Planned Parenthood argues that its system is similar to video-conferencing arrangements used to provide other types of health care, such as psychiatry. Its lawyers have contended that Gov. Terry Branstad stacked the medical board with abortion opponents in order to shut down the system. "If this court does not grant a stay, the rule will make it impossible for petitioners to provide abortion services at seven out of nine clinics where they currently provide them – over 70 percent of currently available sites," the lawyers wrote. "To receive care, women will have to travel up to more than 500 miles round trip, multiple times, to Des Moines or Iowa City, the only two cities with clinics where a physician is physically present."

Branstad, a Republican who opposes abortion, has denied doing anything improper. He has praised the medical board's ruling in the matter.

In papers filed with the court, medical-board lawyers noted that state law says only physicians may provide abortions. The board said providing abortion pills falls under that requirement.

"Abortion-inducing drugs are not over the counter medications," the state lawyers wrote. "Unless and until such a time when abortion-inducing drugs are no longer required to be dispensed by physicians, physicians must do so within the confines of the standard of care. The Board of Medicine determined the standard of care requires a physical examination prior to dispensing abortion-inducing drugs."
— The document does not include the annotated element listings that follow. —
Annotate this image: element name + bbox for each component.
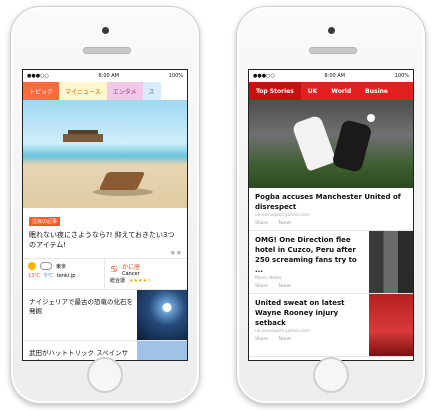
share-bar: Share Tweet (249, 282, 369, 293)
featured-image[interactable] (23, 100, 187, 208)
weather-panel[interactable]: 東京 13℃ 5℃ tenki.jp (23, 259, 105, 289)
tab-my-news[interactable]: マイニュース (59, 82, 107, 100)
home-button[interactable] (313, 357, 349, 393)
tab-business[interactable]: Busine (358, 82, 395, 100)
status-bar: ●●●○○ 8:00 AM 100% (249, 70, 413, 82)
category-tabs: トピック マイニュース エンタメ ス (23, 82, 187, 100)
tab-uk[interactable]: UK (301, 82, 325, 100)
tab-more[interactable]: ス (142, 82, 161, 100)
story-headline: Pogba accuses Manchester United of disre… (255, 193, 401, 211)
article-title: 武田がハットトリック スペインサッカー (29, 349, 129, 360)
sun-icon (28, 262, 36, 270)
left-phone-frame: ●●●○○ 8:00 AM 100% トピック マイニュース エンタメ ス 注目… (10, 6, 200, 404)
water-bungalow (63, 134, 103, 142)
ball-icon (367, 114, 375, 122)
main-story-image[interactable] (249, 100, 413, 188)
signal-indicator: ●●●○○ (253, 73, 275, 79)
share-button[interactable]: Share (255, 284, 268, 289)
left-screen: ●●●○○ 8:00 AM 100% トピック マイニュース エンタメ ス 注目… (22, 69, 188, 361)
list-item[interactable]: ナイジェリアで最古の恐竜の化石を発掘 (23, 290, 187, 341)
tweet-button[interactable]: Tweet (278, 221, 291, 226)
featured-badge: 注目の記事 (29, 217, 61, 226)
temp-high: 13℃ (28, 273, 40, 279)
signal-indicator: ●●●○○ (27, 73, 49, 79)
story-source: uk.eurosport.yahoo.com (255, 329, 310, 334)
right-screen: ●●●○○ 8:00 AM 100% Top Stories UK World … (248, 69, 414, 361)
temp-low: 5℃ (43, 273, 53, 279)
article-thumbnail (137, 341, 187, 360)
tab-world[interactable]: World (324, 82, 358, 100)
share-bar: Share Tweet (249, 335, 369, 346)
main-story[interactable]: Pogba accuses Manchester United of disre… (249, 188, 413, 231)
tweet-button[interactable]: Tweet (278, 337, 291, 342)
weather-source: tenki.jp (56, 273, 76, 279)
speaker-grille (309, 47, 357, 54)
battery-indicator: 100% (168, 73, 183, 79)
story-thumbnail (369, 231, 413, 293)
front-camera (102, 27, 109, 34)
tab-entertainment[interactable]: エンタメ (106, 82, 143, 100)
status-time: 8:00 AM (98, 73, 120, 79)
fortune-stars: ★★★★☆ (129, 277, 152, 284)
article-title: ナイジェリアで最古の恐竜の化石を発掘 (29, 298, 133, 315)
beach-chair (98, 172, 146, 190)
share-button[interactable]: Share (255, 221, 268, 226)
story-thumbnail (369, 294, 413, 356)
story-source: uk.eurosport.yahoo.com (255, 213, 310, 218)
front-camera (328, 27, 335, 34)
fortune-label: 総合運 (110, 278, 126, 284)
crab-icon: ♋ (110, 264, 119, 275)
tweet-button[interactable]: Tweet (278, 284, 291, 289)
story-headline: OMG! One Direction flee hotel in Cuzco, … (255, 236, 357, 274)
status-bar: ●●●○○ 8:00 AM 100% (23, 70, 187, 82)
share-button[interactable]: Share (255, 337, 268, 342)
tab-top-stories[interactable]: Top Stories (249, 82, 301, 100)
list-item[interactable]: OMG! One Direction flee hotel in Cuzco, … (249, 231, 413, 294)
right-phone-frame: ●●●○○ 8:00 AM 100% Top Stories UK World … (236, 6, 426, 404)
story-source: Music News (255, 276, 282, 281)
battery-indicator: 100% (394, 73, 409, 79)
section-tabs: Top Stories UK World Busine (249, 82, 413, 100)
status-time: 8:00 AM (324, 73, 346, 79)
weather-fortune-widget: 東京 13℃ 5℃ tenki.jp ♋ かに座 Cancer 総合運 ★★★★… (23, 258, 187, 290)
page-dots: ● ● (170, 250, 181, 256)
article-thumbnail (137, 290, 187, 340)
featured-article[interactable]: 注目の記事 眠れない夜にさようなら?! 抑えておきたい3つのアイテム! ● ● (23, 208, 187, 258)
player-white (291, 114, 337, 172)
featured-title: 眠れない夜にさようなら?! 抑えておきたい3つのアイテム! (29, 231, 175, 249)
list-item[interactable]: United sweat on latest Wayne Rooney inju… (249, 294, 413, 357)
cloud-icon (40, 262, 52, 270)
tab-topics[interactable]: トピック (23, 82, 60, 100)
share-bar: Share Tweet (249, 219, 413, 231)
sign-name: かに座 (122, 264, 141, 271)
story-headline: United sweat on latest Wayne Rooney inju… (255, 299, 345, 327)
player-dark (331, 118, 373, 174)
home-button[interactable] (87, 357, 123, 393)
weather-city: 東京 (56, 263, 67, 270)
fortune-panel[interactable]: ♋ かに座 Cancer 総合運 ★★★★☆ (105, 259, 187, 289)
speaker-grille (83, 47, 131, 54)
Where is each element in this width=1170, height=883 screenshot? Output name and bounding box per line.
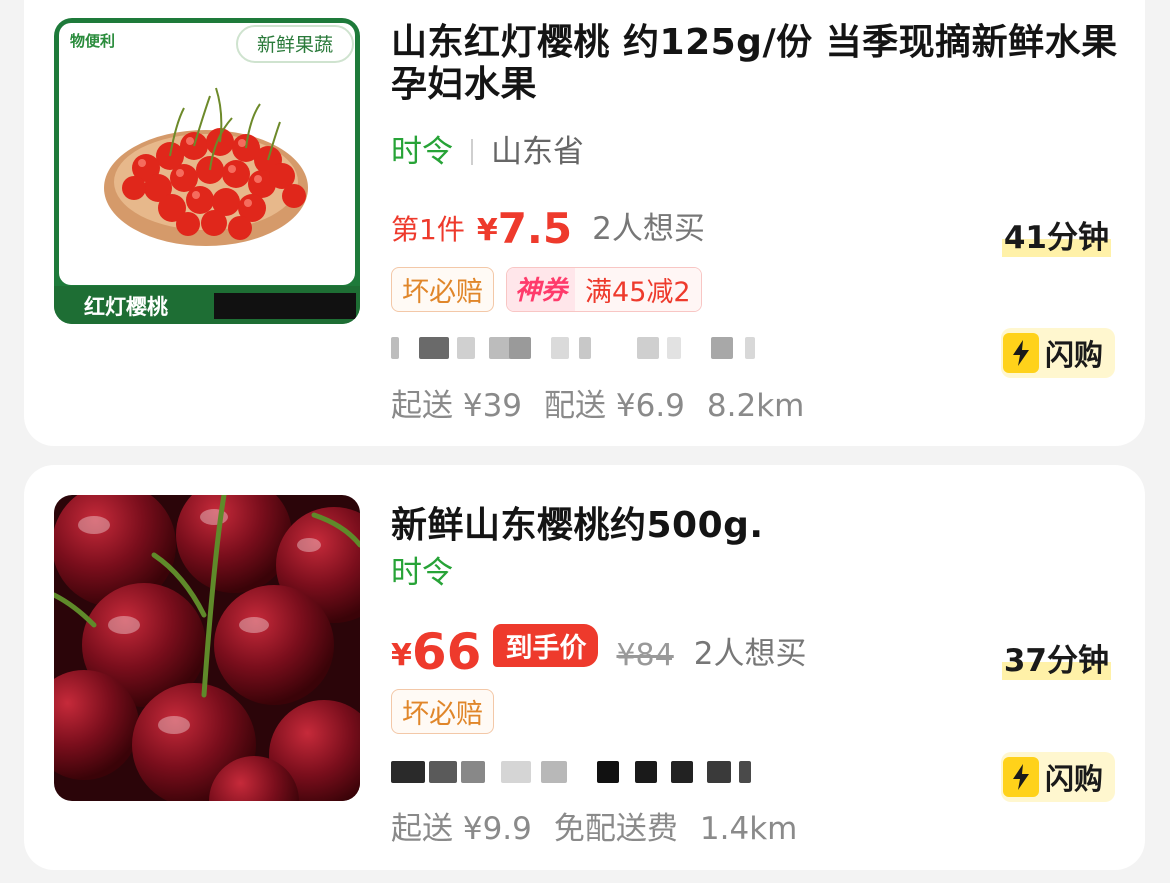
product-image-svg [54,495,360,801]
product-region: 山东省 [491,134,584,170]
delivery-fee: 免配送费 [553,811,678,847]
blur-block [551,337,569,359]
final-price-tag: 到手价 [493,624,599,667]
min-order: 起送 ¥39 [391,388,523,424]
product-meta: 时令 山东省 [391,132,584,172]
product-image-cherries-plate[interactable]: 物便利 新鲜果蔬 红灯樱桃 [54,18,360,324]
blur-block [461,761,485,783]
blur-block [429,761,457,783]
blur-block [707,761,731,783]
product-image-dark-cherries[interactable] [54,495,360,801]
want-count: 2人想买 [592,211,705,247]
currency-symbol: ¥ [391,638,412,673]
thumb-caption: 红灯樱桃 [84,295,168,319]
product-title[interactable]: 新鲜山东樱桃约500g. [391,505,1121,547]
original-price: ¥84 [616,638,674,673]
store-name-obscured[interactable] [391,757,811,787]
seasonal-badge: 时令 [391,555,453,591]
price-row: 第1件 ¥ 7.5 2人想买 [391,202,705,252]
seasonal-badge: 时令 [391,134,453,170]
flash-buy-label: 闪购 [1044,338,1103,372]
distance: 8.2km [706,388,805,424]
blur-block [597,761,619,783]
delivery-fee: 配送 ¥6.9 [544,388,685,424]
thumb-brand: 物便利 [70,32,115,50]
blur-block [391,337,399,359]
price-value: 66 [411,623,482,681]
product-card-1[interactable]: 物便利 新鲜果蔬 红灯樱桃 山东红灯樱桃 约125g/份 当季现摘新鲜水果孕妇水… [24,0,1145,446]
blur-block [391,761,425,783]
thumb-badge: 新鲜果蔬 [257,34,333,56]
blur-block [579,337,591,359]
blur-block [489,337,511,359]
store-name-obscured[interactable] [391,333,811,363]
blur-block [541,761,567,783]
blur-block [671,761,693,783]
coupon-tag[interactable]: 神券 满45减2 [506,267,702,312]
product-image-svg: 物便利 新鲜果蔬 红灯樱桃 [54,18,360,324]
blur-block [457,337,475,359]
product-title[interactable]: 山东红灯樱桃 约125g/份 当季现摘新鲜水果孕妇水果 [391,22,1121,106]
bolt-icon [1002,333,1039,373]
delivery-info: 起送 ¥39 配送 ¥6.9 8.2km [391,380,826,425]
price-row: ¥ 66 到手价 ¥84 2人想买 [391,623,807,681]
delivery-eta: 37分钟 [1001,635,1111,680]
meta-divider [471,139,473,165]
first-item-label: 第1件 [391,213,465,246]
want-count: 2人想买 [693,636,807,672]
delivery-eta: 41分钟 [1001,212,1111,257]
product-meta: 时令 [391,553,453,593]
bolt-icon [1002,757,1039,797]
coupon-label: 神券 [507,268,576,311]
blur-block [509,337,531,359]
currency-symbol: ¥ [476,213,498,248]
blur-block [711,337,733,359]
tag-row: 坏必赔 [391,689,494,734]
blur-block [637,337,659,359]
coupon-text: 满45减2 [575,268,701,311]
guarantee-tag: 坏必赔 [391,689,494,734]
delivery-info: 起送 ¥9.9 免配送费 1.4km [391,803,819,848]
price-value: 7.5 [497,204,573,253]
distance: 1.4km [699,811,798,847]
flash-buy-button[interactable]: 闪购 [1000,328,1115,378]
product-card-2[interactable]: 新鲜山东樱桃约500g. 时令 ¥ 66 到手价 ¥84 2人想买 37分钟 坏… [24,465,1145,870]
flash-buy-label: 闪购 [1044,762,1103,796]
flash-buy-button[interactable]: 闪购 [1000,752,1115,802]
blur-block [667,337,681,359]
tag-row: 坏必赔 神券 满45减2 [391,267,702,312]
guarantee-tag: 坏必赔 [391,267,494,312]
blur-block [745,337,755,359]
blur-block [419,337,449,359]
min-order: 起送 ¥9.9 [391,811,532,847]
blur-block [635,761,657,783]
blur-block [501,761,531,783]
blur-block [739,761,751,783]
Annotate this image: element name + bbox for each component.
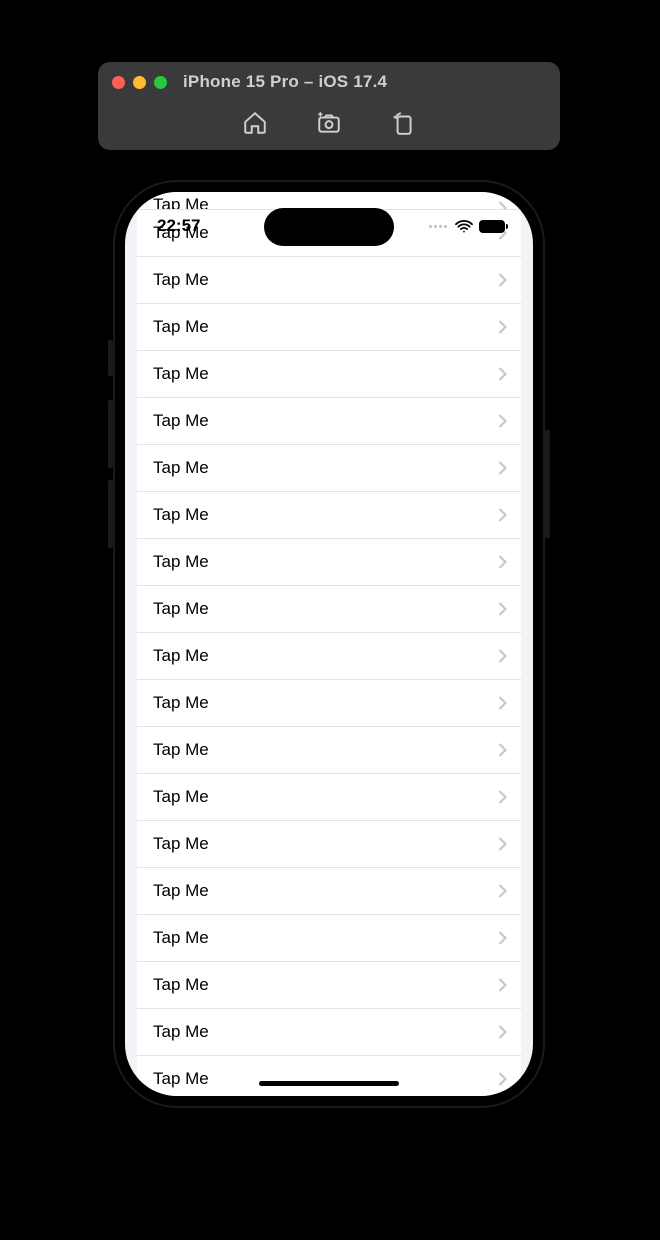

The board lawyers wrote that they have seen no evidence that any other U.S. doctors have used telemedicine to provide abortion pills without doing a physical exam.

The dispute is being watched nationally. Abortion opponents have hailed the medical board's decision, and legislators in 15 other states have pre-emptively banned such systems from being set up.

The Iowa Medical Society, which is the state's largest physicians' group, has criticized the way the medical board made its decision on the issue. The American College of Obstetricians and Gynecologists also is backing Planned Parenthood's side. In a brief filed with the Iowa Supreme Court, the national group said forcing Planned Parenthood to stop using the telemedicine system, "would result in immediate and significant harm to Iowa women's health, dramatically curtailing their access to safe healthcare and unnecessarily exposing them to increased risk of serious clinical complications and other health risks."